Les petits actionnaires doivent être traités de la même manière que les gros, estiment le PS et l’UDC qui soutiennent l’idée de supprimer la prime dite de contrôle lors des offres publiques d’achat (OPA). Le PLR s’y oppose, au nom de la liberté de marché.

La loi sur les bourses prévoit que l’actionnaire qui acquiert un tiers au moins des droits de vote d’une société cotée en bourse doit présenter une OPA portant sur tous les autres titres. Pour s’assurer le contrôle de l’entreprise, il est en droit d’offrir un prix plus élevé aux gros actionnaires.

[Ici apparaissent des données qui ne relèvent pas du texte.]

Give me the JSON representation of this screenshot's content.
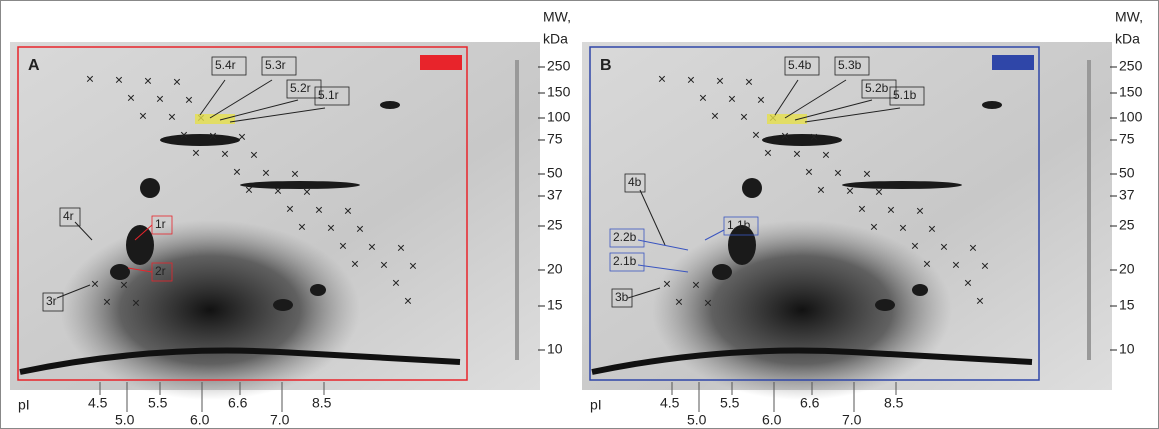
{
  "panels": [
    {
      "label": "A",
      "frame_color": "#e8242b",
      "spots": [
        {
          "text": "5.4r",
          "color": "#222"
        },
        {
          "text": "5.3r",
          "color": "#222"
        },
        {
          "text": "5.2r",
          "color": "#222"
        },
        {
          "text": "5.1r",
          "color": "#222"
        },
        {
          "text": "4r",
          "color": "#222"
        },
        {
          "text": "3r",
          "color": "#222"
        },
        {
          "text": "1r",
          "color": "#e8242b"
        },
        {
          "text": "2r",
          "color": "#e8242b"
        }
      ],
      "mw_title": [
        "MW,",
        "kDa"
      ],
      "mw": [
        "250",
        "150",
        "100",
        "75",
        "50",
        "37",
        "25",
        "20",
        "15",
        "10"
      ],
      "pi_title": "pI",
      "pi": [
        "4.5",
        "5.0",
        "5.5",
        "6.0",
        "6.6",
        "7.0",
        "8.5"
      ]
    },
    {
      "label": "B",
      "frame_color": "#2f46a8",
      "spots": [
        {
          "text": "5.4b",
          "color": "#222"
        },
        {
          "text": "5.3b",
          "color": "#222"
        },
        {
          "text": "5.2b",
          "color": "#222"
        },
        {
          "text": "5.1b",
          "color": "#222"
        },
        {
          "text": "4b",
          "color": "#222"
        },
        {
          "text": "3b",
          "color": "#222"
        },
        {
          "text": "2.2b",
          "color": "#3a55c0"
        },
        {
          "text": "2.1b",
          "color": "#3a55c0"
        },
        {
          "text": "1.1b",
          "color": "#3a55c0"
        }
      ],
      "mw_title": [
        "MW,",
        "kDa"
      ],
      "mw": [
        "250",
        "150",
        "100",
        "75",
        "50",
        "37",
        "25",
        "20",
        "15",
        "10"
      ],
      "pi_title": "pI",
      "pi": [
        "4.5",
        "5.0",
        "5.5",
        "6.0",
        "6.6",
        "7.0",
        "8.5"
      ]
    }
  ]
}
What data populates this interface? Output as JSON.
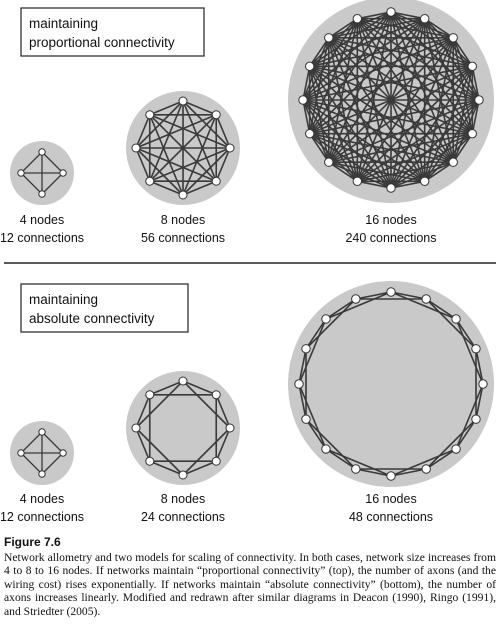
{
  "top_panel": {
    "title_line1": "maintaining",
    "title_line2": "proportional connectivity",
    "networks": [
      {
        "nodes": 4,
        "label_nodes": "4 nodes",
        "label_connections": "12 connections",
        "mode": "full"
      },
      {
        "nodes": 8,
        "label_nodes": "8 nodes",
        "label_connections": "56 connections",
        "mode": "full"
      },
      {
        "nodes": 16,
        "label_nodes": "16 nodes",
        "label_connections": "240 connections",
        "mode": "full"
      }
    ]
  },
  "bottom_panel": {
    "title_line1": "maintaining",
    "title_line2": "absolute connectivity",
    "networks": [
      {
        "nodes": 4,
        "label_nodes": "4 nodes",
        "label_connections": "12 connections",
        "mode": "full"
      },
      {
        "nodes": 8,
        "label_nodes": "8 nodes",
        "label_connections": "24 connections",
        "mode": "ring2"
      },
      {
        "nodes": 16,
        "label_nodes": "16 nodes",
        "label_connections": "48 connections",
        "mode": "ring2"
      }
    ]
  },
  "caption": {
    "figure_label": "Figure 7.6",
    "text": "Network allometry and two models for scaling of connectivity. In both cases, network size increases from 4 to 8 to 16 nodes. If networks maintain “proportional connectivity” (top), the number of axons (and the wiring cost) rises exponentially. If networks maintain “absolute connectivity” (bottom), the number of axons increases linearly. Modified and redrawn after similar diagrams in Deacon (1990), Ringo (1991), and Striedter (2005)."
  },
  "colors": {
    "disc": "#c9c9c9",
    "line": "#3a3a3a",
    "node_fill": "#ffffff",
    "node_stroke": "#333333",
    "divider": "#222222"
  }
}
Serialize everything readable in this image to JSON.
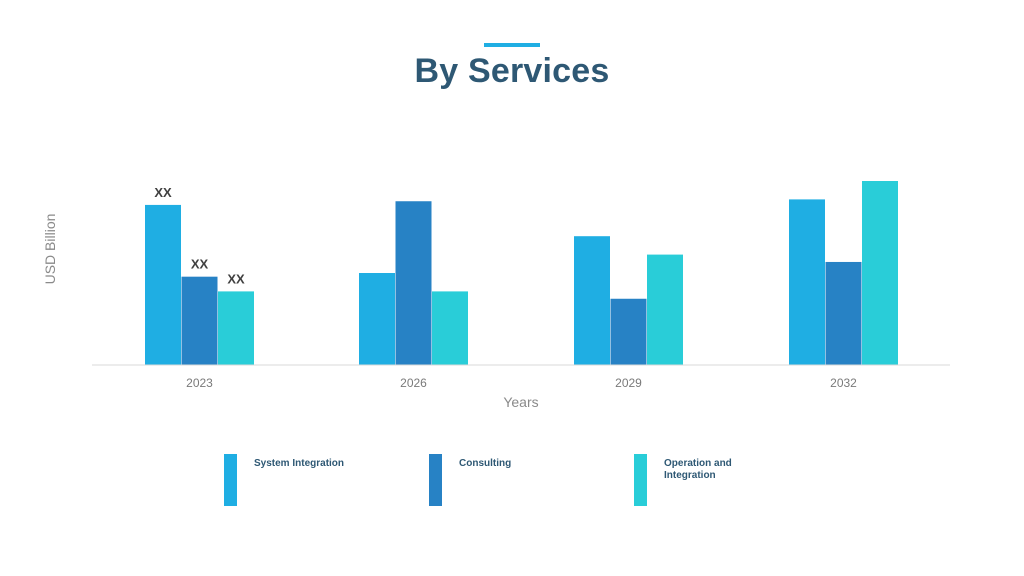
{
  "slide": {
    "title": "By Services",
    "accent_color": "#1faee3",
    "title_color": "#2e5874"
  },
  "chart_data": {
    "type": "bar",
    "categories": [
      "2023",
      "2026",
      "2029",
      "2032"
    ],
    "series": [
      {
        "name": "System Integration",
        "color": "#1faee3",
        "values": [
          8.7,
          5.0,
          7.0,
          9.0
        ]
      },
      {
        "name": "Consulting",
        "color": "#2782c5",
        "values": [
          4.8,
          8.9,
          3.6,
          5.6
        ]
      },
      {
        "name": "Operation and Integration",
        "color": "#29cdd8",
        "values": [
          4.0,
          4.0,
          6.0,
          10.0
        ]
      }
    ],
    "data_labels": [
      {
        "category": "2023",
        "series": "System Integration",
        "text": "XX"
      },
      {
        "category": "2023",
        "series": "Consulting",
        "text": "XX"
      },
      {
        "category": "2023",
        "series": "Operation and Integration",
        "text": "XX"
      }
    ],
    "xlabel": "Years",
    "ylabel": "USD Billion",
    "ylim": [
      0,
      10
    ],
    "grid": false,
    "legend_position": "bottom"
  }
}
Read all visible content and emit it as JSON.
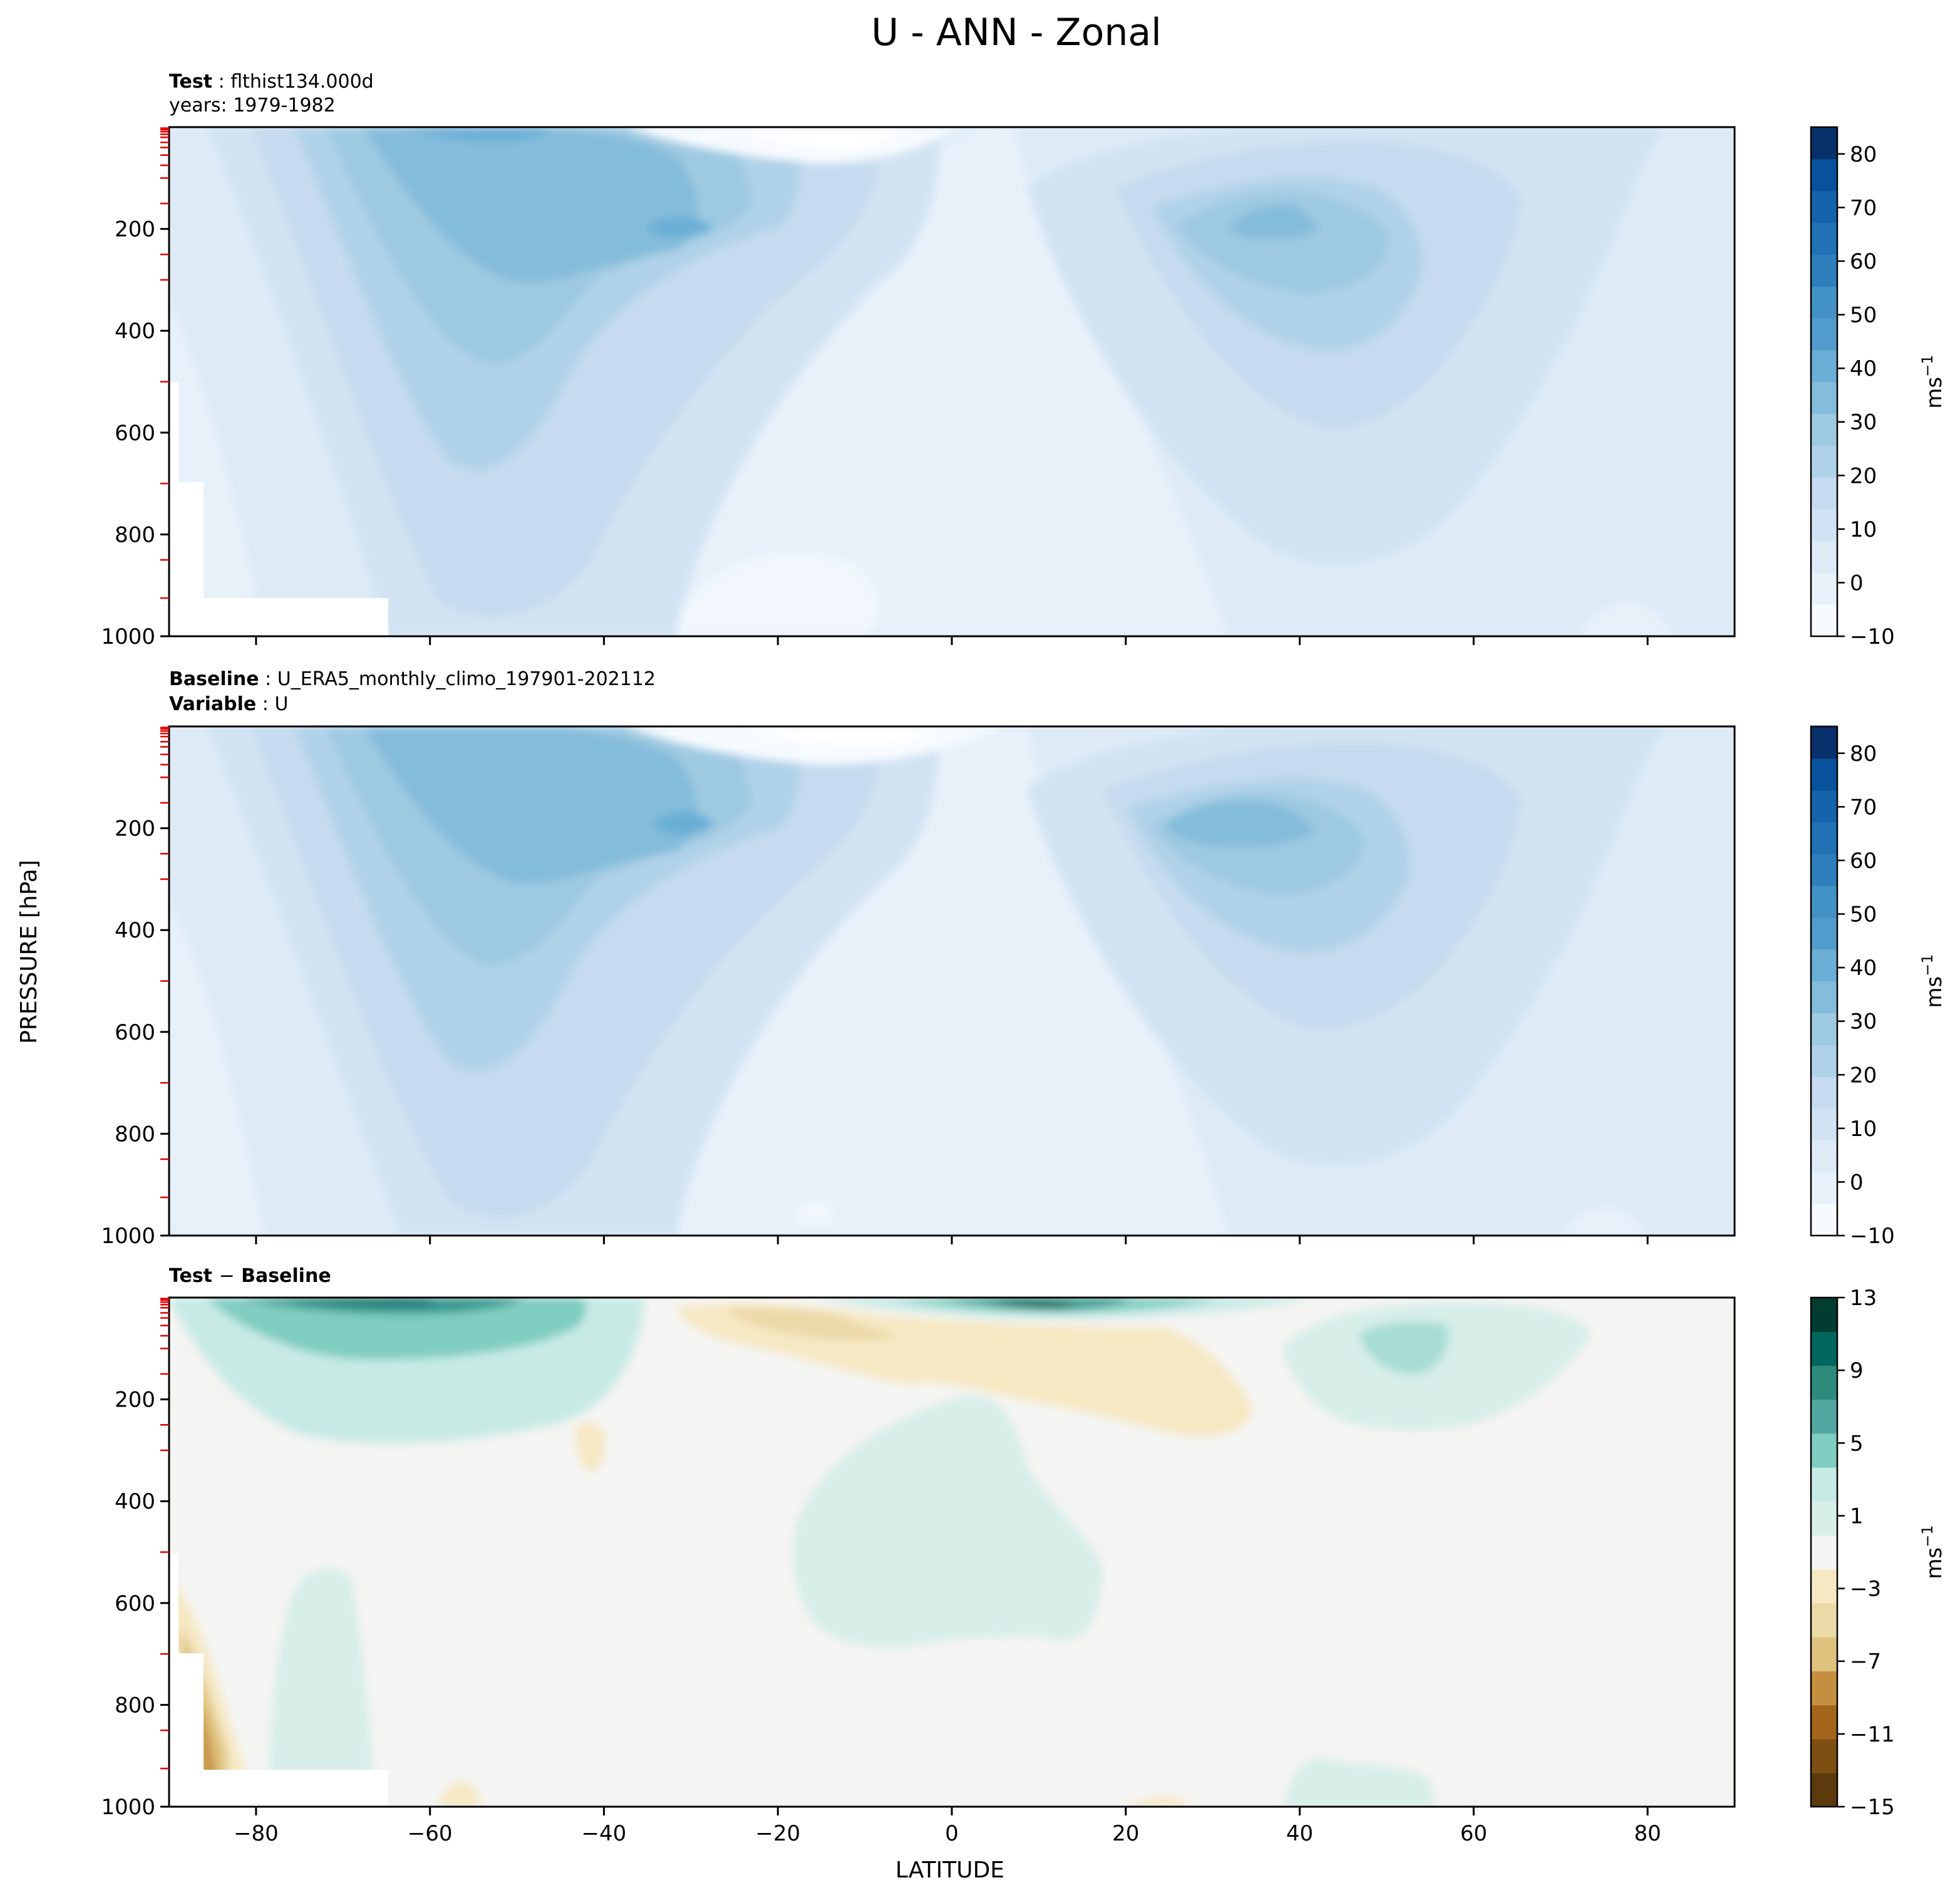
{
  "figure": {
    "title": "U - ANN - Zonal",
    "ylabel_shared": "PRESSURE [hPa]",
    "xlabel": "LATITUDE"
  },
  "colors": {
    "blues": [
      "#f7fbff",
      "#e8f1fa",
      "#deebf7",
      "#d1e3f3",
      "#c6dbef",
      "#b0d2e8",
      "#9ecae1",
      "#84bcdb",
      "#6baed6",
      "#519ccc",
      "#4292c6",
      "#2f7ebc",
      "#2171b5",
      "#1563aa",
      "#08519c",
      "#08306b"
    ],
    "diff": [
      "#5c3a0c",
      "#7e4f12",
      "#a3661c",
      "#c4903f",
      "#dfc27d",
      "#ecd9a8",
      "#f6e8c3",
      "#f4f4f2",
      "#d7eee9",
      "#c7eae5",
      "#80cdc1",
      "#52a8a0",
      "#2e8b7c",
      "#01665e",
      "#003c30"
    ],
    "frame": "#000000",
    "red_ticks": "#e00000"
  },
  "chart_data": [
    {
      "type": "contour",
      "panel": "test",
      "title_key": "Test",
      "title_value": "flthist134.000d",
      "subtitle": "years: 1979-1982",
      "xlim": [
        -90,
        90
      ],
      "ylim": [
        1000,
        0
      ],
      "yticks": [
        "200",
        "400",
        "600",
        "800",
        "1000"
      ],
      "colorbar": {
        "label": "ms",
        "label_sup": "−1",
        "ticks": [
          "80",
          "70",
          "60",
          "50",
          "40",
          "30",
          "20",
          "10",
          "0",
          "−10"
        ],
        "range": [
          -10,
          85
        ]
      },
      "jets": [
        {
          "lat": -30,
          "pressure": 200,
          "max": 38
        },
        {
          "lat": 38,
          "pressure": 200,
          "max": 33
        }
      ]
    },
    {
      "type": "contour",
      "panel": "baseline",
      "title_key": "Baseline",
      "title_value": "U_ERA5_monthly_climo_197901-202112",
      "subtitle_key": "Variable",
      "subtitle_value": "U",
      "xlim": [
        -90,
        90
      ],
      "ylim": [
        1000,
        0
      ],
      "yticks": [
        "200",
        "400",
        "600",
        "800",
        "1000"
      ],
      "colorbar": {
        "label": "ms",
        "label_sup": "−1",
        "ticks": [
          "80",
          "70",
          "60",
          "50",
          "40",
          "30",
          "20",
          "10",
          "0",
          "−10"
        ],
        "range": [
          -10,
          85
        ]
      },
      "jets": [
        {
          "lat": -30,
          "pressure": 200,
          "max": 38
        },
        {
          "lat": 35,
          "pressure": 200,
          "max": 36
        }
      ]
    },
    {
      "type": "contour",
      "panel": "difference",
      "title_key_a": "Test",
      "title_sep": "−",
      "title_key_b": "Baseline",
      "xlim": [
        -90,
        90
      ],
      "ylim": [
        1000,
        0
      ],
      "yticks": [
        "200",
        "400",
        "600",
        "800",
        "1000"
      ],
      "xticks": [
        "−80",
        "−60",
        "−40",
        "−20",
        "0",
        "20",
        "40",
        "60",
        "80"
      ],
      "colorbar": {
        "label": "ms",
        "label_sup": "−1",
        "ticks": [
          "13",
          "9",
          "5",
          "1",
          "−3",
          "−7",
          "−11",
          "−15"
        ],
        "range": [
          -15,
          13
        ]
      }
    }
  ]
}
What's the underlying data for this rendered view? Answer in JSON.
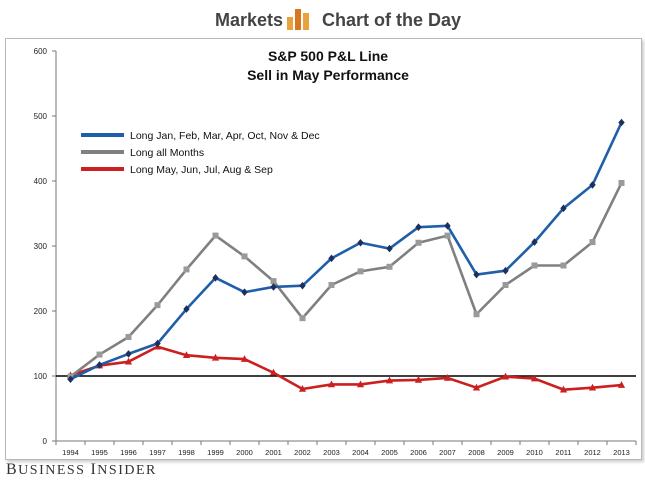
{
  "header": {
    "left": "Markets",
    "right": "Chart of the Day"
  },
  "footer": {
    "brand": "Business Insider"
  },
  "chart_data": {
    "type": "line",
    "title": "S&P 500 P&L Line",
    "subtitle": "Sell in May Performance",
    "x": [
      "1994",
      "1995",
      "1996",
      "1997",
      "1998",
      "1999",
      "2000",
      "2001",
      "2002",
      "2003",
      "2004",
      "2005",
      "2006",
      "2007",
      "2008",
      "2009",
      "2010",
      "2011",
      "2012",
      "2013"
    ],
    "ylim": [
      0,
      600
    ],
    "yticks": [
      0,
      100,
      200,
      300,
      400,
      500,
      600
    ],
    "reference_line": 100,
    "grid": false,
    "legend_position": "top-left",
    "series": [
      {
        "name": "Long Jan, Feb, Mar, Apr, Oct, Nov & Dec",
        "color": "#1f5fa8",
        "marker": "diamond",
        "marker_color": "#1c2f5e",
        "values": [
          95,
          117,
          134,
          150,
          203,
          251,
          229,
          237,
          239,
          281,
          305,
          296,
          329,
          331,
          256,
          262,
          306,
          358,
          394,
          490
        ]
      },
      {
        "name": "Long all Months",
        "color": "#808080",
        "marker": "square",
        "marker_color": "#9a9a9a",
        "values": [
          99,
          133,
          160,
          209,
          264,
          316,
          284,
          246,
          189,
          240,
          261,
          268,
          305,
          316,
          195,
          240,
          270,
          270,
          306,
          397
        ]
      },
      {
        "name": "Long May, Jun, Jul, Aug & Sep",
        "color": "#cc1f1f",
        "marker": "triangle",
        "marker_color": "#cc1f1f",
        "values": [
          101,
          116,
          122,
          145,
          132,
          128,
          126,
          105,
          80,
          87,
          87,
          93,
          94,
          97,
          82,
          99,
          96,
          79,
          82,
          86
        ]
      }
    ]
  }
}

Cette prime de contrôle ne doit pas dépasser 33% du prix de l’offre. Lorsqu’il a introduit cette possibilité dans la loi en 1995, le législateur l’a justifiée par le fait que la valeur économique d’une participation conférant le contrôle d’une société est supérieure à celle de titres isolés.

Critiques

Mais cette «curiosité typiquement helvétique» car unique en Europe, comme le rappelle le Centre de droit bancaire et financier de l’Université de Genève, a fait couler beaucoup d’encre en 2009 lors de l’OPA sur Quadrant.

Les gros actionnaires de cette société spécialisée dans la fabrication de pièces en matière plastique, membres du conseil d’administration et favorables au rachat, s’étaient vus offrir un montant de 114,50 francs par action, soit près d’un tiers de plus que les 86 francs proposés au public.

Face aux nombreuses critiques, relayées jusqu’au parlement, la Commission des offres publiques d’acquisition (COPA) a lancé en janvier une procédure de consultation. Elle propose soit de supprimer la prime de contrôle, soit d’en limiter le champ d’application aux seules acquisitions de participations conférant effectivement le contrôle.

PS et UDC contre la prime

Dans sa prise de position transmise jeudi, dernier jour de la consultation, le PS indique soutenir la première variante, seule solution selon lui pour garantir une égalité de traitement entre actionnaires et pour mettre fin à un «Sonderfall Suisse». Cela n’empêchera pas des rachats d’entreprises mais pourrait permettre de ne plus privilégier encore davantage les gros actionnaires.

Pour l’UDC également, seule la suppression pure et simple de la prime de contrôle permettra de respecter le principe de l’égalité de traitement. Elle rejette en particulier l’idée selon laquelle cette prime permet d’indemniser les gros actionnaires, c’est-à-dire ceux qui ont pris le plus de risques. Si une société veut être cotée en bourse, elle doit en accepter les règles, assure l’UDC.

PLR favorable à la prime

Le PLR en revanche refuse tout changement, estimant que, dans la situation actuelle, on ne constate pas de traitement inégal systématique entre actionnaires. Selon lui, les arguments avancés par le législateur en 1995 n’ont pas changé et il est donc justifié de payer plus pour contrôler une société: la valeur économique d’un tel paquet d’actions est plus élevée que de celle de titres isolés.

Sur le fond, le PLR estime que le marché ne doit pas être entravé par des interventions inutiles visant à fixer les prix ou à entraver la liberté de contracter. D’autant plus que les actionnaires sont déjà suffisamment protégés par le fait que le prix proposé dans le cadre d’une OPA doit être au moins égal au cours de la bourse et ne pas être inférieur de plus de 25% au prix le plus élevé payé par l’offrant au cours des douze derniers mois.

Le PDC a pour sa part indiqué à l’ATS qu’il ne prenait pas position dans le cadre de cette procédure de consultation.